I started out the Winter with eight pots in pairs & end it with one liftable pot.
My nets seem to be catching large, mysterious holes as if from attack by sea-monsters, and little else.
The Autumn brought lobsters to my pots and fat fishes to my nets, where now there are shivering little crabs and lonely, limp whiting.
Out on the horizon there is a constant hum. A fleet of scallopers from away are calmly scrubbing out the seabed.
I have four of my pots back; a little stretched, but workable.
-I saw a Fishguard boat working near them and paddled out fast to ask his help retrieving them. They came up full of fine sludge and shells.

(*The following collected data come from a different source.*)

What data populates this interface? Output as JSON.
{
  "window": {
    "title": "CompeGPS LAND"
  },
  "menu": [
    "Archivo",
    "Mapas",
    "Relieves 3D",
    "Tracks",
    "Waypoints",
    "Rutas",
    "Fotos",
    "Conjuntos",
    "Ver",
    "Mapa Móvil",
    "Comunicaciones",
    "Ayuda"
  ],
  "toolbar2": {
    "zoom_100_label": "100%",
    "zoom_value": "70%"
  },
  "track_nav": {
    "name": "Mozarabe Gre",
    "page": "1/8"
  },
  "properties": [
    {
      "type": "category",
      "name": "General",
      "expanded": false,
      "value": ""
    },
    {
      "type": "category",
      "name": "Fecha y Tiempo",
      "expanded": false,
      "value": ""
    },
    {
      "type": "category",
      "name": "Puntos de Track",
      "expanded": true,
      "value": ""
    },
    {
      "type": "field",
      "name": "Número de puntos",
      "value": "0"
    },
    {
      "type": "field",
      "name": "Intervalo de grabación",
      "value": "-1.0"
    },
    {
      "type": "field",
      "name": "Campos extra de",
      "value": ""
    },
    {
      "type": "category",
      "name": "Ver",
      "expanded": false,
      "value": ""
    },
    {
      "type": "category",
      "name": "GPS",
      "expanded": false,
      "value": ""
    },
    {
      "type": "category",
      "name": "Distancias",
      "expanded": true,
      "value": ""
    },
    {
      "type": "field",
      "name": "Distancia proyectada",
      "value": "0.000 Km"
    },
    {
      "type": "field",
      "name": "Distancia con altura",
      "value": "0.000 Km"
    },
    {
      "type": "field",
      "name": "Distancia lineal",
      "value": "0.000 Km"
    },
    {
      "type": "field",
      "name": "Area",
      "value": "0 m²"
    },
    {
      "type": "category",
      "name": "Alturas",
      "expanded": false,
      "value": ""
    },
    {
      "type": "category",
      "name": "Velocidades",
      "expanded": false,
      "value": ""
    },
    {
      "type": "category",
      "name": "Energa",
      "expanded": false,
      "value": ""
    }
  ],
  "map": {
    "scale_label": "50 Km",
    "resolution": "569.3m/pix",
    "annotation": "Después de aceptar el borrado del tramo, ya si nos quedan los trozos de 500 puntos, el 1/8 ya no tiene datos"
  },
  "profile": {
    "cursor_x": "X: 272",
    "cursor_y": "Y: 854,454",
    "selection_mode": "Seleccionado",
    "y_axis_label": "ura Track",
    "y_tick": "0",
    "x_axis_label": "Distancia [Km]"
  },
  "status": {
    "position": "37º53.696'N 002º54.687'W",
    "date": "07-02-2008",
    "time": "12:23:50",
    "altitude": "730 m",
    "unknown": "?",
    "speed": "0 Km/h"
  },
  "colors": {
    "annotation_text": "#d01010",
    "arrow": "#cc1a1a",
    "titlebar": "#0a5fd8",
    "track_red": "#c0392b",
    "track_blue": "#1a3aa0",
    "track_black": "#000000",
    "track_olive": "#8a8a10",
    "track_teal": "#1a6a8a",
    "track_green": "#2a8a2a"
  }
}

It
was a struggle even for a hauler.
I baited them today with that lonely limp whiting.
I suppose its obvious that the sea’s temperature takes as long to respond to the Spring sun as it does letting go of the Summer’s heat in the Autumn.
Though that doesn’t make paddling in empty handed much easier.
Have just circumnavigated my Main Rock on the miniX bare of all fishing intent, just glad of her and a fine splashy sea.
She lives dangled about twenty foot up a cliff on a chain, secured with a padlock. I went there after that last mad storm certain that the key on a ledge under a pebble was lost. It is now part of the beach.
The other though I thought secure in a high niche, until I looked. Scrabbling around for it, I found a golf-ball tucked under the turf .
It only occurred to me hours later what had probably happened to my key. My shiny key.
Crows love picking up golf-balls and stashing them: a food-hoarding instinct.
They also love collecting shiny objects.
Like badgers after my bait, this seems one of the prices for living in a live world.
I resorted to a hacksaw this afternoon. The lock now dangles annoyingly off the paddle, so that’ll have to come home to an angle-grinder.
I nearly set a net, the sea looked so lively. But I think I’ll wait for a good blast of South-Westerly water to come in a raise the temperature first. My enthusiasm needs reheating.